Change in Leakage Episodes
Time Frame: The assessments will be applied at baseline, 4, 8, and 12 weeks.
The bladder diary is a form that is used to objectively evaluate the frequency and severity of urinary incontinence. It will be used to determine the leakage episodes. It will be filled in three days by the patients.

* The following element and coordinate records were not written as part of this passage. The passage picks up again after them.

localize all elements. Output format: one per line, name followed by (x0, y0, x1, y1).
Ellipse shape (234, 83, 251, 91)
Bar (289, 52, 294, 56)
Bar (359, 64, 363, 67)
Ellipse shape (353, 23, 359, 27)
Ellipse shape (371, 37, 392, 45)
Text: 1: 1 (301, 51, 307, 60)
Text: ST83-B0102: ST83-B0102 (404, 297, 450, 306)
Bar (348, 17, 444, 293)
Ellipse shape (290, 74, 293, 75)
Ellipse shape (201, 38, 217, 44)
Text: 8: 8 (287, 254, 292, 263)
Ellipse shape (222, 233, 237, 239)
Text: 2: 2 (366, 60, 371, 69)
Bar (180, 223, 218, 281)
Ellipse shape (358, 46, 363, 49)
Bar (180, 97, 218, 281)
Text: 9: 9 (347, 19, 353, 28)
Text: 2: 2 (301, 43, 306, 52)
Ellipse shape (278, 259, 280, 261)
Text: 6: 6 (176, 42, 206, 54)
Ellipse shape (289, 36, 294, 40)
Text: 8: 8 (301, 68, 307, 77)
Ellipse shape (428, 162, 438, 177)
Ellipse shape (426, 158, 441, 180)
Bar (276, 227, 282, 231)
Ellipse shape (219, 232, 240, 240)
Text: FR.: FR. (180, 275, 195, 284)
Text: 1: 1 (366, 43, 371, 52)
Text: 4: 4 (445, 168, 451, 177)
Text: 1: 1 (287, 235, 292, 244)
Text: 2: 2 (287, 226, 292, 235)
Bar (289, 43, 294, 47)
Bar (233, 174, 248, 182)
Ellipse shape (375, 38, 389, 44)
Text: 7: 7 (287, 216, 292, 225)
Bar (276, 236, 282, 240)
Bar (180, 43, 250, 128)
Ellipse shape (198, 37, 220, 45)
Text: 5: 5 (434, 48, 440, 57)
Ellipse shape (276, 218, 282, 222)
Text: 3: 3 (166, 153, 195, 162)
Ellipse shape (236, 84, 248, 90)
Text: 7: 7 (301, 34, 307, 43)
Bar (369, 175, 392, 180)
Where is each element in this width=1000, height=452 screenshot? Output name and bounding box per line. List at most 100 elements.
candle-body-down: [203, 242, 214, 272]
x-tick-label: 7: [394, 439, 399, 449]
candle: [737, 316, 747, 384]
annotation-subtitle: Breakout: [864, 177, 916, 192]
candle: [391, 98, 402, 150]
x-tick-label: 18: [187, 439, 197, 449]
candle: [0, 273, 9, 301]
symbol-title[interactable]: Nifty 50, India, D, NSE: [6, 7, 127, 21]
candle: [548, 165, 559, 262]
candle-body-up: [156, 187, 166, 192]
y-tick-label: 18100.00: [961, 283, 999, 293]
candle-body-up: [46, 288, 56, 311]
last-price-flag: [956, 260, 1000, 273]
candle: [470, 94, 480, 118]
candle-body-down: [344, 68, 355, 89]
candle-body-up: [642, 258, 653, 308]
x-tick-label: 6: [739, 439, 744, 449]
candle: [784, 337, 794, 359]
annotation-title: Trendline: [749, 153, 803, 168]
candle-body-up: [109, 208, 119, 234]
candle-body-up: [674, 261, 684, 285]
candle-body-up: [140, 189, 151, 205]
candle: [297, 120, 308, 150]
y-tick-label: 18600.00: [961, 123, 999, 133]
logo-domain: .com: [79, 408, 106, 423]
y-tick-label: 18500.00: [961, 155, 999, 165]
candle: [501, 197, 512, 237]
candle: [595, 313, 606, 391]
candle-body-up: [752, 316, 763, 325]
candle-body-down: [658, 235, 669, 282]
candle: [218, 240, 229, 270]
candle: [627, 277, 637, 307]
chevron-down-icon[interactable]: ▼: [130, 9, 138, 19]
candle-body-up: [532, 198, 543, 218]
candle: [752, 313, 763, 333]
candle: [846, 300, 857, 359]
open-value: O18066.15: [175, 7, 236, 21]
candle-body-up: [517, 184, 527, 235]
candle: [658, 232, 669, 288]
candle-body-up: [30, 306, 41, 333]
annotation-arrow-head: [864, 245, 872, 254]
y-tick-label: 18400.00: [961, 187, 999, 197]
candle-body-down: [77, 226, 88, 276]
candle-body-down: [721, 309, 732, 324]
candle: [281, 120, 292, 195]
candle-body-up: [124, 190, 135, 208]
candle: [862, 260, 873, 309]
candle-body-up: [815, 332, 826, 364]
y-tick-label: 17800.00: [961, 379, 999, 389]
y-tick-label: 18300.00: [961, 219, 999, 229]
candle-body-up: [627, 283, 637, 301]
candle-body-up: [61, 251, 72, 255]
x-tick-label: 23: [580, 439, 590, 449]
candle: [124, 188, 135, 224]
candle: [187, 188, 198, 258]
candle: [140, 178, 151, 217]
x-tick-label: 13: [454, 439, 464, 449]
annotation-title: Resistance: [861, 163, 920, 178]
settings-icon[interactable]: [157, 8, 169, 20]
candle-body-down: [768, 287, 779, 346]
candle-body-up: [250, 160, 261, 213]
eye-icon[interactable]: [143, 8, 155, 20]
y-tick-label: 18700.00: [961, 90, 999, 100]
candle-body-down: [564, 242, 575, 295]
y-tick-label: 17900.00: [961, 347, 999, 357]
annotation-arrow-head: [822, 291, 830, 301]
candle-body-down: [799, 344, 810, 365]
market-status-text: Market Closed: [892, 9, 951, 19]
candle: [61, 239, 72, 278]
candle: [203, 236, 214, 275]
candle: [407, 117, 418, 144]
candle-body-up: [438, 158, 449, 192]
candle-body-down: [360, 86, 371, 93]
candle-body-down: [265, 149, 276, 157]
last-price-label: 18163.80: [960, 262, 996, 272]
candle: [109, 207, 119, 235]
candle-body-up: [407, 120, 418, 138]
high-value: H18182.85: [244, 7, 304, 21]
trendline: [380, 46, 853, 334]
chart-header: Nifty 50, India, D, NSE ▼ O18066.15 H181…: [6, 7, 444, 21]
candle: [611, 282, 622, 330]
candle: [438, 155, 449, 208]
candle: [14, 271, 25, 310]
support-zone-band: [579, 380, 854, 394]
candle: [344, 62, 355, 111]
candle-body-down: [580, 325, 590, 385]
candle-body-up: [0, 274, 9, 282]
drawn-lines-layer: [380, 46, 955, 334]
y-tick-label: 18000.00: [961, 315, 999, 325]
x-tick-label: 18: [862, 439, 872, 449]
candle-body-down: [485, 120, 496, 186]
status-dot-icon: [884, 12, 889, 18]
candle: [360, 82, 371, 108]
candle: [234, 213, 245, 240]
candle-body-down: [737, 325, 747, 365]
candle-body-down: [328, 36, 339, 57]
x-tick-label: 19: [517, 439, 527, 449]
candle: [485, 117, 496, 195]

The amount of fluid taken in the diary, the amount of urine, the number of incontinence and pad change are recorded.
Secondary Outcomes
- Change in Brief International Cognitive Assessment for MS-Symbol Digit Modalities Test Score(The assessments will be applied at baseline and 8 weeks.)
- Expanded Disability Status Scale (EDSS)(The assessment will be applied at baseline.)
- Change in Patient-Determined Disease Steps Scale (PDDS) Score(The assessments will be applied at baseline and 8 weeks.)
- Change in Brief International Cognitive Assessment for MS-Brief Visuospatial Memory Test-Revised Score(The assessments will be applied at baseline and 8 weeks.)
- Change in International Consultation on Incontinence Questionnaire-Urinary Incontinence Short Form Score(The assessments will be applied at baseline, 4, 8, and 12 weeks.)
- Change in Hospital Anxiety and Depression Scale (HADS) Score(The assessments will be applied at baseline, 4, 8, and 12 weeks.)
- Change in the number of falls due to a sense of urgency(The assessments will be applied at baseline and 8 weeks.)
- Change in Brief International Cognitive Assessment for MS-California Verbal Learning Test-Second Edition Score(The assessments will be applied at baseline and 8 weeks.)
- Change in Overactive Bladder-Validated 8-Question (OAB-V8) Score(The assessments will be applied at baseline, 4, 8, and 12 weeks.)
- Change in EuroQOL 5-Dimension 3-Level Questionnaire Score(The assessments will be applied at baseline, 4, 8, and 12 weeks.)
- Change in Pad Usage(The assessments will be applied at baseline, 4, 8, and 12 weeks.)
- Change in Multiple Sclerosis Intimacy and Sexuality Questionnaire-19 (MSISQ-19) Score(The assessments will be applied at baseline, 4, 8, and 12 weeks.)